Comparison with entity swaps. Entity swap pairs have perfect token overlap (Jaccard = 1.0) and the highest cosine scores (0.987–0.993). Negation pairs have lower token overlap (0.756) and correspondingly lower (but still dangerously high) cosine scores. The correlation between token overlap and cosine similarity (Pearson r = 0.77–0.83 across models) is consistent with content tokens driving the similarity signal.
5.3 Implications for Alternative Pooling Strategies
Our analysis focuses on mean pooling because it is the default and most common aggregation strategy in production sentence embedding models. However, it is important to consider how alternative pooling strategies would interact with the token dilution mechanism.
[CLS] token pooling. Some models (including the original BERT configuration) use the [CLS] token representation as the sentence embedding rather than mean pooling. The [CLS] token attends to all other tokens via self-attention, so in principle it could learn to weight the negation token heavily. However, [CLS] pooling has its own failure mode: the representation is determined by a single token position that must encode the entire sentence meaning, and pre-training objectives (masked language modeling, next sentence prediction) do not explicitly train the [CLS] token to be sensitive to negation. Empirically, Reimers and Gurevych (2019) found that [CLS] pooling produces worse sentence representations than mean pooling for most similarity tasks. Without negation-specific training signals, [CLS] pooling is unlikely to solve negation blindness—it would merely relocate the failure from the pooling layer to the attention mechanism.
Max pooling. Max pooling selects the maximum activation across all token positions for each embedding dimension. This could theoretically help if the negation token produces distinctive maximum activations in certain dimensions. However, max pooling is dominated by the most salient tokens, which are typically content-bearing nouns and verbs rather than function words like "not." In practice, max pooling tends to capture topic-level information even more aggressively than mean pooling, potentially worsening negation blindness.
Attention-weighted pooling. The most promising alternative is learned attention-weighted pooling, where the model learns to assign different importance weights to different tokens. If the attention mechanism learns that "not" is semantically critical, it could assign disproportionate weight to the negation token. However, this requires the training data to include sufficient negation examples as hard negatives—returning to the fundamental issue that the training signal must explicitly reward negation sensitivity.
The key insight is that the pooling strategy is a necessary but not sufficient condition for negation sensitivity. Without training signals that penalize high similarity between "X" and "not X," no pooling strategy can solve the problem from architecture alone. This is consistent with our cross-encoder findings: the training objective (duplicate detection vs. relevance ranking) matters as much as the architecture (bi-encoder vs. cross-encoder).
5.4 Why Cross-Attention Helps
Cross-encoder models process both sentences jointly, allowing direct token-level comparisons through attention. When the model encounters "is" in sentence A aligned with "is not" in sentence B, the attention mechanism can directly compute the mismatch without it being diluted by mean pooling.
This explains the performance hierarchy among cross-encoders:
- Quora RoBERTa (duplicate detection training): Explicitly trained to distinguish near-duplicate questions, including negated variants. The training signal directly rewards negation sensitivity.

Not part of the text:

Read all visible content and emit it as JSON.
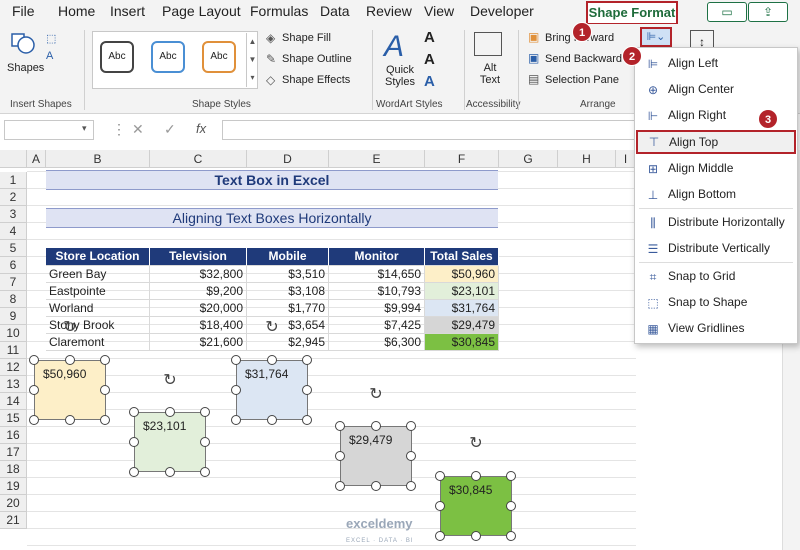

- BGE-reranker (re-ranking training): Trained to re-rank passages, with exposure to hard negatives that likely include negated passages.
- STS-B RoBERTa (similarity regression): Trained on human similarity judgments that may not systematically include negation pairs, leading to weaker negation sensitivity.
- MS-MARCO (relevance training): Trained for topical relevance, where "The patient does not have diabetes" is indeed topically relevant to "The patient has diabetes"—just not semantically equivalent.
5.5 Negation as a Unique Failure Mode
Negation is qualitatively different from other failure modes in sentence embeddings. Consider the taxonomy:
- Entity swap: Changes who does what to whom. Requires understanding argument structure. Token overlap is 100%.
- Temporal reversal: Changes when things happen. Requires understanding temporal ordering. Token overlap ~72%.
- Numerical change: Changes how much. Requires numerical reasoning. Token overlap ~67%.
- Quantifier change: Changes how many. Requires scope understanding. Token overlap ~54%.
- Hedging: Changes how certain. Requires pragmatic understanding. Token overlap ~35%.
- Negation: Changes whether something is true at all. Requires understanding of a single function word. Token overlap ~76%.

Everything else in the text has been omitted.